Estremeciéndose en Silencio

«Aunque todos obtuvieron un testimonio favorable mediante la fe, ninguno de ellos vio el cumplimiento de la promesa. Esto sucedió para que ellos no llegaran a ser perfectos sin nosotros, pues Dios nos había preparado algo mejor.». (Hebreos 11:39-40)

Elias está huyendo por su vida. Corre a través de Israel, hasta el borde del reino de Judá, y luego continúa corriendo hacia el desierto. Corre hasta que ya no puede más. Cae bajo un árbol de enebro, y Elías clama por morir. Entrega su espíritu a Dios, y todo se oscurece.

Pero no muere. Un ángel lo despierta, lo alimenta y lo envía más profundo y más lejos en el desierto.

Durante 40 días, Elías deambula cada vez más adentro del mundo árido y desolado de la nada. Este mismo Elías proclamó que la lluvia se detendría en Israel, y así fue; resucitó a un niño muerto, humilló y mató a los profetas de Baal. Este profeta de Dios, que vino de la nada, ahora debe encontrar a Dios en ningún lugar —Monte Horeb.

Monte Horeb, también conocido como Monte Sinaí, es el mismo lugar donde Moisés se encontró con Dios.
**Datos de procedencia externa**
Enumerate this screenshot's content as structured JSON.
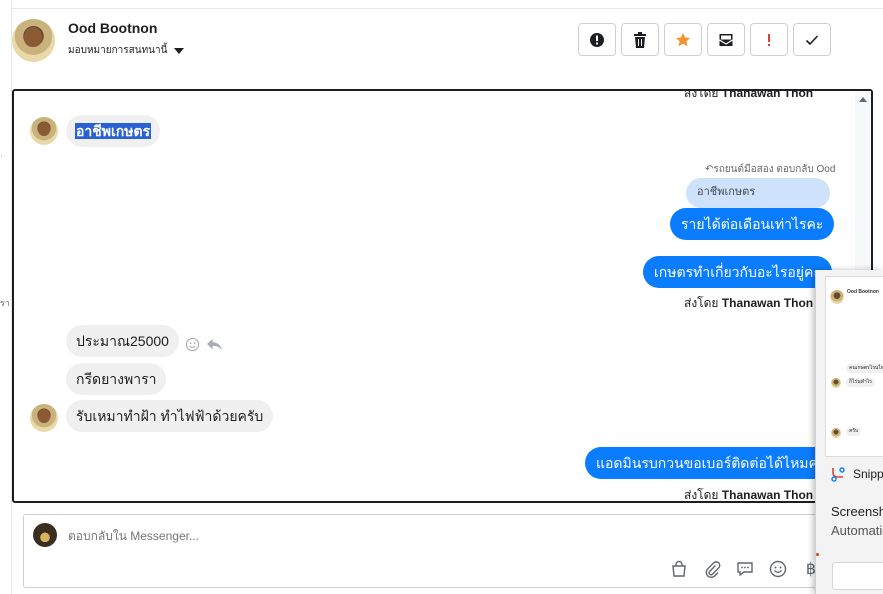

Envuelto en relámpagos y humo, Moisés entró en el abrazo aterrador de la gracia de Dios. Los hijos de Israel no podían tocar este monte por temor a peligro mortal.

En este lugar santo y misterioso que no es cualquier lugar, Elías asciende para encontrar a Dios. Deja atrás la civilización humana, la fuerza humana y la sabiduría humana. Se encuentra desnudo ante un Dios santo. En el hueco de una cueva, espera una audiencia con el Creador.

De repente, un viento violento atraviesa la montaña. La intensidad es tan grande que la montaña comienza a desmoronarse y temblar. La tierra se está derrumbando. En medio de este caos, hay una explosión. El fuego rodea a Elías como lava consumiendo la tierra. Y luego todo se detiene. Un silencio tembloroso. Dios está presente.

Elias ha llegado al final de sí mismo. Debe enfrentar sus imágenes, sus ídolos y sus limitaciones de Dios. Debe enfrentar el hecho de que él no es Dios. Es finito y caído. Su visión limitada de Dios y su visión inflada de sí mismo caen ante el silencio sagrado del Creador.

Muchas veces nosotros necesitamos el desierto. Necesitamos que nuestra propia revelación autosuficiente sean desafiadas una y otra vez. Como Elías, de alguna manera pensamos que entendemos a Dios. Él lo conocía en su poder externo; lo enfrentó en el silencio vivo. En nuestro entendimiento, buscamos domesticar al Creador indomable. Lo pulimos. Entonces, como un genio en una botella, esperamos que aparezca y nos conceda nuestros deseos.

Al igual que Elías, nos comparamos con los demás. Desde nuestra propia percepción profundamente defectuosa, determinamos que algunos son mejores que nosotros y otros son peores. A menudo despreciamos en secreto a aquellos que nos rodean y tienen éxito. Pero luego somos humillados en su santidad y enfrentamos nuestra absoluta dependencia de su misericordia y gracia. Respiramos cada aliento por la gracia de Dios. ¡Señor, ten piedad! Vamos al desierto para ser despojados desnudos. Porque cuando estamos desnudos ante el Señor, él puede vestirnos con su gloria.

Profundiza:

1 Reyes 17-19

Hebreos 11:32-40

Oración:
Señor, perdóname por mi orgullo. Perdóname por pensar que te he descifrado por completo. Tú eres el Santo, el Misericordioso, el Gracioso. Gracias porque me cubres con tu santidad, misericordia y gracia.